Submitted to: HortScience
Publication Type: Other
Publication Acceptance Date: 4/21/2003
Publication Date: 8/4/2003
Citation: Jenderek, M.M., Hannan, R.M. 2003. Phenotypic characteristics of open pollinated garlic progenies. Hortscience. V. 38(5). P. 673.

Interpretive Summary: NA. Abstract only.

Technical Abstract: Production of true seed in garlic is well documented. However, phenotypic characteristics of plants derived from true seeds have not been reported. In this study, the progenies of 13 open-pollinated families that originated from Allium sativum and A. longicuspis USDA germplasm accessions from the collection at Pullman, WA, were evaluated for an array of plant and bulb characteristics when grown in the environment of the Central California San Joaquin Valley.
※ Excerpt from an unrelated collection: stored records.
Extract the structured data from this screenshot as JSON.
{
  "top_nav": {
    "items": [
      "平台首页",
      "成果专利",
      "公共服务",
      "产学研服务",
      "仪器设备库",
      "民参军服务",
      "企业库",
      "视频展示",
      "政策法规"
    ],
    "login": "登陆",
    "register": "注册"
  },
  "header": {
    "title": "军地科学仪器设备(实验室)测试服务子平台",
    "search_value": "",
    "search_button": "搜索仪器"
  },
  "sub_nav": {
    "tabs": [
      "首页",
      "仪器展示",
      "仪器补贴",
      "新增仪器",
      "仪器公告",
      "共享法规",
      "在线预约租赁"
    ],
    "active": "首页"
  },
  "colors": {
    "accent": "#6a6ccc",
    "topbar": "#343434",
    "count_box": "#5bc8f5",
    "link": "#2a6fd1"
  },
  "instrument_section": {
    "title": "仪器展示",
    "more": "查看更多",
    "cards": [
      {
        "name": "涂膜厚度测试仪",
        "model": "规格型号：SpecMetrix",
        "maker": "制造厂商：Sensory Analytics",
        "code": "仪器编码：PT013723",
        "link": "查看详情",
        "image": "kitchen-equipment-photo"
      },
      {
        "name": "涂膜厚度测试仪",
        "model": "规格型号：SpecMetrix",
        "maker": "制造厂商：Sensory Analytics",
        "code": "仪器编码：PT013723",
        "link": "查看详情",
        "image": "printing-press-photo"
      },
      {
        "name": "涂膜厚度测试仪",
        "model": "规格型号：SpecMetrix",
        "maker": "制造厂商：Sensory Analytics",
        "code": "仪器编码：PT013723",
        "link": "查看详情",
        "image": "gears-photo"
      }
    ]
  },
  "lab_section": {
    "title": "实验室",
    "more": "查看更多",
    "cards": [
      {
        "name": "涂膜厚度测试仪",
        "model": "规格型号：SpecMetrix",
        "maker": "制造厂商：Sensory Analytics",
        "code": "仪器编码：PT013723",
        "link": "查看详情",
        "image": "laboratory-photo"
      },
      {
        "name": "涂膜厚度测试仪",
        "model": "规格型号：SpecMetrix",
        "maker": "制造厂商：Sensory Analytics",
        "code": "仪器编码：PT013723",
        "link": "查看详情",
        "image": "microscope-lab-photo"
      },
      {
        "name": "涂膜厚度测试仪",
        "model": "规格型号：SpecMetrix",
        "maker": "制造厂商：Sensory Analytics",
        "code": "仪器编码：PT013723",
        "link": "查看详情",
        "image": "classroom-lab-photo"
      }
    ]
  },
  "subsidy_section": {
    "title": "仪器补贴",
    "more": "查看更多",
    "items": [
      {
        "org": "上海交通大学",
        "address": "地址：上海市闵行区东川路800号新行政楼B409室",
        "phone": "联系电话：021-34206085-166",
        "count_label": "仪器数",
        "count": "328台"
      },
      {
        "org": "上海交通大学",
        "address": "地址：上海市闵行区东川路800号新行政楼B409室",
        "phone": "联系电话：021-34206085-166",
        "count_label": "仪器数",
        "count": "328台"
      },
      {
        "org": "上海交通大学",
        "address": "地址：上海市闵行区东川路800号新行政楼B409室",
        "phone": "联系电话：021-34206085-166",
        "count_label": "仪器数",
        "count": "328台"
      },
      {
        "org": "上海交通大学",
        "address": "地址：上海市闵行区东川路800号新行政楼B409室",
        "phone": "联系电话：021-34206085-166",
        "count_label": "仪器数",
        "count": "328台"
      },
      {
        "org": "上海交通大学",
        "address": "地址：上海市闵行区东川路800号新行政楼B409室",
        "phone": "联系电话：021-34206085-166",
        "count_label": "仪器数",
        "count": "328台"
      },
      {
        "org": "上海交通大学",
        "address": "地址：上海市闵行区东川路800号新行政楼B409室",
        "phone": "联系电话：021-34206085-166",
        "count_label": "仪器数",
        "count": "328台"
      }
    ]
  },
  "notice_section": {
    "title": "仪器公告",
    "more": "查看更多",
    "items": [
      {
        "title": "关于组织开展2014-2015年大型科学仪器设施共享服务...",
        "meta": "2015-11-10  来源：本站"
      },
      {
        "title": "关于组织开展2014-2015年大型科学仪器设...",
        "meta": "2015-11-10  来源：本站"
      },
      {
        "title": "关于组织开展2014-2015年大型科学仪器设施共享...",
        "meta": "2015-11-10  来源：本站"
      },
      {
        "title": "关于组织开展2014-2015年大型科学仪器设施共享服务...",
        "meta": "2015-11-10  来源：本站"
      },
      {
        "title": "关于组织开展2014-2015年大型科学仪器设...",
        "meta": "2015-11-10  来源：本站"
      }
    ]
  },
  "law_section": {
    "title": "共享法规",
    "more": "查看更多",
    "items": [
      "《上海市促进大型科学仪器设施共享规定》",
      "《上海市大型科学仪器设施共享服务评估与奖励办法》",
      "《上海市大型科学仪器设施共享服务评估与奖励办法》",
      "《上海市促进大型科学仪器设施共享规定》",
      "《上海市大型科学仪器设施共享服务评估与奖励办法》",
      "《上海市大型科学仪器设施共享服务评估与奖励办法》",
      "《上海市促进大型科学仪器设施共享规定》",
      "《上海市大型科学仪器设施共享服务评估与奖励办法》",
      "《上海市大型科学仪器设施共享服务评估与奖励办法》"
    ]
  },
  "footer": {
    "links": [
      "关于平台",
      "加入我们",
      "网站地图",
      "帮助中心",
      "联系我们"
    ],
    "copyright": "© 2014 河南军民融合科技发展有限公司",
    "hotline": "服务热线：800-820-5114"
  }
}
Wide inter- and intra- variation was observed for the characters of plant survival (7.8-83.3%), bulb maturity (June-December), bulb weight (0.1-53.3 g), number of cloves (2.9- 10.4), and the lack of ability to mature in one growing season (0-23.5%). The extent of unfavorable attributes relative to production, such as low seedling survival, small bulbs, and the fraction of bulbs with symptoms of physiological degradation (waxy breakdown), varied between populations. The wide range in values for these characteristics highlights the challenges for breeders of garlic. However, they present the potential for sexually derived progenies that will enhance the further development of better cultivars with traits that may not be available from clonally propagated material. These characters would include low number of cloves, new maturity windows, or non-bolting quality in the first growing season.